粟か米か、是は喜劇である。工か商か、是も喜劇である。あの女かこの女か、是も喜劇である。綴織(つづれおり)か繻珍(しゅちん)か、是も喜劇である。英語か独乙語か、是も喜劇である。凡てが喜劇である。最後に一つの問題が残る。――生か死か。是が悲劇である。

 藤尾を見舞った死も、そういうものだったと言えるだろうか。彼女は「我」(作中二度、「プライド」とルビが振られている)に殉じたようだ。その前に、しょせんは玩具にすぎない「我」にそこまでこだわる愚を悟ったろうか。そういうふうに読めるところは微塵もない。つまり、「セオリーを説明する」というところで、作者は失敗しており、その点でこの作品は「狂っている」ということができる。
 その理由の第一は、前にも少し言ったように、漱石が近代作家として、観念の化身でしかない人物を主人公にはできなかったからではないだろうか。

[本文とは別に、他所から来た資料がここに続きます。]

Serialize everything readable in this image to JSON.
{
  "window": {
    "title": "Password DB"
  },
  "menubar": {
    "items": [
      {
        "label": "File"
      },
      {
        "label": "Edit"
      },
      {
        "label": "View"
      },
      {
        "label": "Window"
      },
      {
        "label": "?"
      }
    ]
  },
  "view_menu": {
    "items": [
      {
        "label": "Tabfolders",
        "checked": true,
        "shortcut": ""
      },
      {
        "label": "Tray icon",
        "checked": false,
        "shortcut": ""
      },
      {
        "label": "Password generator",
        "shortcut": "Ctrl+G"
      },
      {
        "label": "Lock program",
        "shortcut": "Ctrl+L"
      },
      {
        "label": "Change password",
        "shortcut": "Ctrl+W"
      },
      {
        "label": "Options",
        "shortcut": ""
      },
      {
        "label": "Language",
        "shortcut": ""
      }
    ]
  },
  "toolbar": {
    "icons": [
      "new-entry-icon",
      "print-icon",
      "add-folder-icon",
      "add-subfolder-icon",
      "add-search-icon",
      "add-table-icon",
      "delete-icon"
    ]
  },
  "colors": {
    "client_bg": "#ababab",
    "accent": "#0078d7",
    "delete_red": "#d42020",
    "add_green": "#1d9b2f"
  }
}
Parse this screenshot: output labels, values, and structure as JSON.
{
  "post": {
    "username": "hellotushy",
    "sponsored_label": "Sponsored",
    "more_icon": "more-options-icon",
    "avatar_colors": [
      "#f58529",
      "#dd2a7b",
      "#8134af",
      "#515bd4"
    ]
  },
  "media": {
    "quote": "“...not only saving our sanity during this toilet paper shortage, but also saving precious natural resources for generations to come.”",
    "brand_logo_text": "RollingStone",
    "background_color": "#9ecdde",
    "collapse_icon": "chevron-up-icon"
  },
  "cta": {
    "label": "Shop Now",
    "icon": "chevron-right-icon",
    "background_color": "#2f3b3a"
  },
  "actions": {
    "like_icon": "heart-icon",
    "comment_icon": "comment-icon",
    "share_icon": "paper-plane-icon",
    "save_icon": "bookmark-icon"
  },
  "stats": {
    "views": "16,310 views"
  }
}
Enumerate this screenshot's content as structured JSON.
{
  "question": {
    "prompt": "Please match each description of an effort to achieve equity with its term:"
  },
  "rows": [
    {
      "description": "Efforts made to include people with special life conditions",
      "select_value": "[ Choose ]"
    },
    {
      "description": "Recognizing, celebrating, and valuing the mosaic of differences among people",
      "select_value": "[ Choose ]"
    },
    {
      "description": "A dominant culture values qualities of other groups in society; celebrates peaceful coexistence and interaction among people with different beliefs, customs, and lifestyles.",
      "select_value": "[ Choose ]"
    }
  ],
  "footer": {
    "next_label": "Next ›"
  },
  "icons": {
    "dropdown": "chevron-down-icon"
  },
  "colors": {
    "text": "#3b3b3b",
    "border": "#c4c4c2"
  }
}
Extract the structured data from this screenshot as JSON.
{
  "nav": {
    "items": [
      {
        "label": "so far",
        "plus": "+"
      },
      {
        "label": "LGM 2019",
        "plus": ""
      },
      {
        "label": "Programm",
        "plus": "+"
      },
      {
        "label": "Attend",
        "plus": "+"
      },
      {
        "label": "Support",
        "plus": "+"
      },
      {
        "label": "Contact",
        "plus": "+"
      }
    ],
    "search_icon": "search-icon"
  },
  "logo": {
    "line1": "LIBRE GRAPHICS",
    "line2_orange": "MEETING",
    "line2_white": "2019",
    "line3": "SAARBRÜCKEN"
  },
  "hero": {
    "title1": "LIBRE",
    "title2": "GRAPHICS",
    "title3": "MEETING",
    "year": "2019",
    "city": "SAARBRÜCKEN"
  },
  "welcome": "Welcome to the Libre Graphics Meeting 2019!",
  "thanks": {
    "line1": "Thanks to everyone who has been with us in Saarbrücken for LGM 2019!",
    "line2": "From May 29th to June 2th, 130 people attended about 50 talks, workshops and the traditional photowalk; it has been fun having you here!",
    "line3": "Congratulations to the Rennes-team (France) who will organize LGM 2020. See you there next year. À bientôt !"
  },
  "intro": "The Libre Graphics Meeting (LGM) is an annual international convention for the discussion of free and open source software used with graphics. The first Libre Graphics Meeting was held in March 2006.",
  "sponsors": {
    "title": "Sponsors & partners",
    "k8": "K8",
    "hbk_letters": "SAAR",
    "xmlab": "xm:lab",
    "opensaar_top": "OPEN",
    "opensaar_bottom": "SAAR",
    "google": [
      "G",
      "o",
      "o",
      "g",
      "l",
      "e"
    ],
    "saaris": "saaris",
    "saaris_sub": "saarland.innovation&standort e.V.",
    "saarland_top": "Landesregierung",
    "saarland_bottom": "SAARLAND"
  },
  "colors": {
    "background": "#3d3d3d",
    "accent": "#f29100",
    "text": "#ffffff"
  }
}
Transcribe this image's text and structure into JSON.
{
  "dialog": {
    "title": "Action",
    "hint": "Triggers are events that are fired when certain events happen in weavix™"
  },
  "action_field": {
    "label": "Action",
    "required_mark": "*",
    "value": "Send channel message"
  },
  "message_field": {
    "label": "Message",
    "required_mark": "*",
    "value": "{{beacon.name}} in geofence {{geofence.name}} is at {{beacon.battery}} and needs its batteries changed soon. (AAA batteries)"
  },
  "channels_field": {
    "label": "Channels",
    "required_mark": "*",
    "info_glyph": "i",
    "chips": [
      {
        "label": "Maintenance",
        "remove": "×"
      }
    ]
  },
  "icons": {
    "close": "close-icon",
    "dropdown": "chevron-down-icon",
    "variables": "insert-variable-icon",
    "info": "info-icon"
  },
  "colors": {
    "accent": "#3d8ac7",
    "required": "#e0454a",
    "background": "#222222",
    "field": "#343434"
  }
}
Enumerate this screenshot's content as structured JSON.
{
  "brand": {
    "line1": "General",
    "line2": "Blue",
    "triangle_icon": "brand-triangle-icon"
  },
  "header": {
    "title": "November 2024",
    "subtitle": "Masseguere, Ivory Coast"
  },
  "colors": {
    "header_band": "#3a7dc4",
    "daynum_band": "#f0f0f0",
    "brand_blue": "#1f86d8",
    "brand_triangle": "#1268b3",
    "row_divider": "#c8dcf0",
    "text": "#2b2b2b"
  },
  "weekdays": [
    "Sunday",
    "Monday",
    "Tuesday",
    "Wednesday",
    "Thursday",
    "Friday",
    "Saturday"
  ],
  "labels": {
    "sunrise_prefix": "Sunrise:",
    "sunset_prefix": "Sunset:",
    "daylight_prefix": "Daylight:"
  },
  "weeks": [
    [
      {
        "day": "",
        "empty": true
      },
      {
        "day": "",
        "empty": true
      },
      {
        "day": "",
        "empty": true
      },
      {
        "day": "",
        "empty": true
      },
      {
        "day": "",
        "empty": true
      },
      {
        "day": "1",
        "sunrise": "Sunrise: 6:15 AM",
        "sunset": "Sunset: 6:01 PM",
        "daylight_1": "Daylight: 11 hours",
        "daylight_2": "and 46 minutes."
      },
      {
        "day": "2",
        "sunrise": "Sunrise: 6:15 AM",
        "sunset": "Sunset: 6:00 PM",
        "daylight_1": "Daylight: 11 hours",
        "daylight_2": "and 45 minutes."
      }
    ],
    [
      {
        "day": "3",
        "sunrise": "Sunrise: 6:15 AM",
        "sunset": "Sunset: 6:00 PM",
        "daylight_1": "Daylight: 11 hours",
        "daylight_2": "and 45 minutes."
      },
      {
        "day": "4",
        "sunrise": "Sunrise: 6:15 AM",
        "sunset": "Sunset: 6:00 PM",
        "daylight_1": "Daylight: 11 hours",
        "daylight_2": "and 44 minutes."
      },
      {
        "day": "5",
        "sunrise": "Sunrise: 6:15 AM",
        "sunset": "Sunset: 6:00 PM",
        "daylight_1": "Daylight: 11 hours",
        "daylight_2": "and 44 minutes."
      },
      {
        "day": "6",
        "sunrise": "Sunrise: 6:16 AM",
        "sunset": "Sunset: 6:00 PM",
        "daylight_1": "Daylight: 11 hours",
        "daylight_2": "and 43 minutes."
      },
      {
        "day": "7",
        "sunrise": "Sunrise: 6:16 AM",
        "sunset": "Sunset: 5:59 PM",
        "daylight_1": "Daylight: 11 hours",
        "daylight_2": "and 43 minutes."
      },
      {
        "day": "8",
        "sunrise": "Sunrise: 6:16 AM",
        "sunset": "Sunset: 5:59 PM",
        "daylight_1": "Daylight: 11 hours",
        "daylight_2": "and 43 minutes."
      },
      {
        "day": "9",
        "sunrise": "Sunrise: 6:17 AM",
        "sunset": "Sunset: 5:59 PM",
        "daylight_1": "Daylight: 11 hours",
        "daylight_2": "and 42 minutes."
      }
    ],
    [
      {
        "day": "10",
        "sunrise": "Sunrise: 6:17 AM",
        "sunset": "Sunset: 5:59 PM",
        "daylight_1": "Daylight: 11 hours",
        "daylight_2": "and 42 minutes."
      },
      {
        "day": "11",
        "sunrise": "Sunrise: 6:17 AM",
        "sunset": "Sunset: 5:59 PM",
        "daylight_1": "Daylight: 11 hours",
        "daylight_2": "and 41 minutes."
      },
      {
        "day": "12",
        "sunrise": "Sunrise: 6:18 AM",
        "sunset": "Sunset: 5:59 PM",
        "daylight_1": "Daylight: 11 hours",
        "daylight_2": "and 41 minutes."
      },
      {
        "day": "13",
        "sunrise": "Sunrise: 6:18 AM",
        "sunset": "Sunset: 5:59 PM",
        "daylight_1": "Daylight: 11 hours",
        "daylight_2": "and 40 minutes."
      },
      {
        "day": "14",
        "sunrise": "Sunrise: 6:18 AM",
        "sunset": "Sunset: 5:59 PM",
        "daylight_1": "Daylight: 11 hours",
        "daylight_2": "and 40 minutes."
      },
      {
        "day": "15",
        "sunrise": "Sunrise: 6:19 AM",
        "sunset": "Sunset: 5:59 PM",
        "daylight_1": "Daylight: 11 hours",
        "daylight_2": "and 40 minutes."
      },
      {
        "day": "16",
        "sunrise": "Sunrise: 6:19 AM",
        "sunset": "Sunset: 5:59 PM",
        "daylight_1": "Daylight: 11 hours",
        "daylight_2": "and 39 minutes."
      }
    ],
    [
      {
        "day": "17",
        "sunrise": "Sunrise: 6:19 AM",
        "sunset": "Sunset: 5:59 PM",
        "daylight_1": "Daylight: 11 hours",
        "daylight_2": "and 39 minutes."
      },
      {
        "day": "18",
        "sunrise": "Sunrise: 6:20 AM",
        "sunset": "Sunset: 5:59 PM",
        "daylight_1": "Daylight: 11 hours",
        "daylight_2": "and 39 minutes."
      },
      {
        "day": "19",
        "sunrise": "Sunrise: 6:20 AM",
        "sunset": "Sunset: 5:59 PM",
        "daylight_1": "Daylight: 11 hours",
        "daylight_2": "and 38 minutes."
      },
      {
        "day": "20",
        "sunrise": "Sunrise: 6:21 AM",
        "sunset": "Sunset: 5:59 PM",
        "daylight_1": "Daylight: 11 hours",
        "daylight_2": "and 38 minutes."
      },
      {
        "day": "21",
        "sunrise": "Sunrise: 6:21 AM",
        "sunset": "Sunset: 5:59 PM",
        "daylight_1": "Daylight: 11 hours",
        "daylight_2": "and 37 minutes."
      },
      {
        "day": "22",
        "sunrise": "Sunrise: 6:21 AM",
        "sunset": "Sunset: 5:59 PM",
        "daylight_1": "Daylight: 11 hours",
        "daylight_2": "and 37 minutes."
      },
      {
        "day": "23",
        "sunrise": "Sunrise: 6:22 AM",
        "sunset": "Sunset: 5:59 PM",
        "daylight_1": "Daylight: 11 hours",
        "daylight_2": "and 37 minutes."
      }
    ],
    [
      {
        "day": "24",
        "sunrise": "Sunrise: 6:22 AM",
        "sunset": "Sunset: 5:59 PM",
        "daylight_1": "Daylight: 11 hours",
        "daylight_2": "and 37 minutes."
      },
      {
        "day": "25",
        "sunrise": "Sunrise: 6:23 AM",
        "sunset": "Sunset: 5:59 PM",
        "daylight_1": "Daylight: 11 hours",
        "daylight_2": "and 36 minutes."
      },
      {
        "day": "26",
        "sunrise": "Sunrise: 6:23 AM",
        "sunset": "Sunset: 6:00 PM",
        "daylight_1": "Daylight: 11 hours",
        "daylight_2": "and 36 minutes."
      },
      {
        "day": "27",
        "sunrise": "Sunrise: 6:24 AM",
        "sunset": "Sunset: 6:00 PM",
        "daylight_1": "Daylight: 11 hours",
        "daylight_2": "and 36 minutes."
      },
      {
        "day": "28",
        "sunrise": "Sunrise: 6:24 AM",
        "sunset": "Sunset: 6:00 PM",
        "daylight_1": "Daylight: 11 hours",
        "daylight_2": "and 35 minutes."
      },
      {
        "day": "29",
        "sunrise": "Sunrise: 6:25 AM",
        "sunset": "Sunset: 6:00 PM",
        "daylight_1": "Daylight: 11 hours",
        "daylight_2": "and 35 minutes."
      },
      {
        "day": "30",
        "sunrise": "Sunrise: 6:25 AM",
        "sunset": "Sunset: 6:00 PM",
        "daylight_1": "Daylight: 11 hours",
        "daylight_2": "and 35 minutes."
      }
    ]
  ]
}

 「三四郎」の美禰子は、作品の最後になって初めて登場した未知の男と結婚することで、作品の外部へと去る。これによって美禰子は小説世界で死ぬのだ、とも言えそうである。ただし、罰としての、あるいは何かの必然としての死では全くない。彼女は去り際に、こう呟くばかりだ。「我はわが愆(とが)を知る。わが罪は常にわが前にあり」。一応、男を無駄に惑わした罪があることは認めたような。
 しかし、こんなスカした女、明治時代だってあり得ないだろう、と思う人はいるだろう。つまり、血の通った人間というよりは作者の作り物に見えることもある。これ以上の壮烈な死を与えたりしたら、近代小説のリアリズム(現実にあっても不思議はないと思えること)が台無しになるだろう。それでは必然も何も、あったものではない。
 あらためて、「必然」とは何か。漱石が使っているのとは違う意味の、文芸ジャンルとしての悲劇では、主人公は必然的な死を遂げることで、自らの生を必然化する。【できたら、本ブログ中の「劇」ジャンル、「悲劇論ノート」をご参照ください。】「我」の発展の必然的な結果として、「我」の崩壊へと至る過程が描ければ、上の哲学も生きるのである。
 女性を主人公にしては、それは少々難しいようだ。それは女性そのものの問題なのか、作者が男性だからなのか、は措く。ともかく漱石は後に、男を主人公として、そのような文芸作品も試みている。「それから」や「こころ」はその典型だと言える。